February 16, 2015

Homemade Marinara Sauce

Recipe challenge, week seven.


When it comes to my teacher personality, I take my read-alouds very seriously.  I have a schedule.  Certain books are read to the class at certain times of the year.  Sometimes I add in new books, and sometimes I read the same book I've been reading to 4th graders since 2010.  For example, I read No Talking by Andrew Clements every year.  This year, I decided to incorporate First Light by Rebecca Stead.  The kids like it well enough, but it's pretty long actually.  I didn't think that far ahead when I decided to start it in January. I do 1-2 chapters a day and I have it planned to end on a certain day so I can start the next book.  The other day, I had a substitute and I left very specific instructions: Read Chapter 32 from First Light.  She made it 3 pages into an 8-page chapter and that's where I found the bookmark when I went back to school on Friday.  I was not happy.  

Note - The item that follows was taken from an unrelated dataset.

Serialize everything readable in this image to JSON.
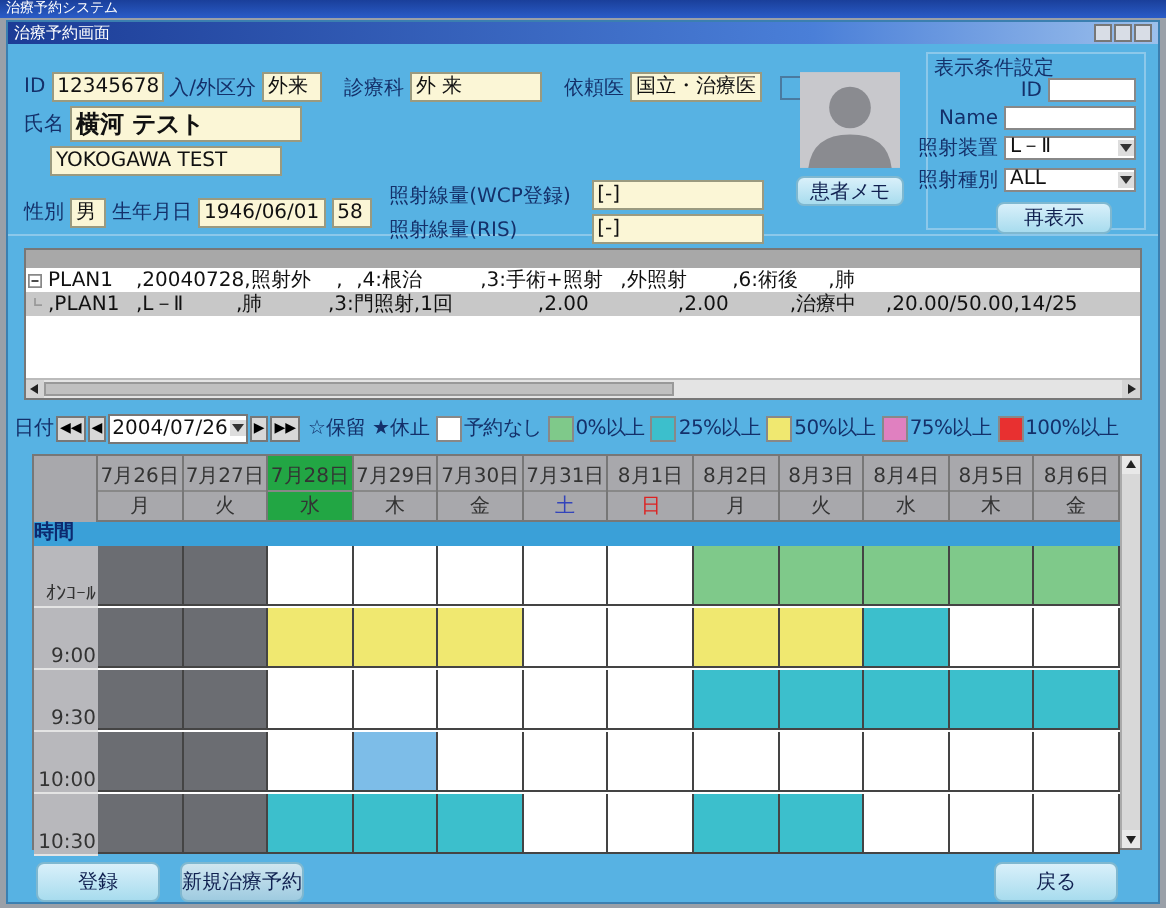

Then, when I asked the kids why she just stopped in the middle of the chapter (continuity and closure are essential to their understanding!), they said she started telling a story about a dog because something in the book reminded her of this dog. Of course, that's not what she wrote in the plans.  She'd checked it off, like it'd been completed.
They make us fill out a review for each substitute and, meanly, I put that on there.  Of course, nothing will come of it because this is the same substitute I had a month ago.  At that time, she had let the kids leave crap (they have a lot of crap) all over the floor and somehow my school laptop was on the floor also, and I almost tramped on it when I walked in the door.

I digress.

One read-aloud I particularly love is Penny from Heaven by Jennifer L. Holm.  I bought it in college when I needed a book for a project.  $16 for a hardcover from Barnes and Noble wasn't in my budget but it looked good and then I ended up really liking it.  (Then I went next door to Ulta and bought shampoo and conditioner I also couldn't afford.  Two years later, Scott would be paying off this credit card.)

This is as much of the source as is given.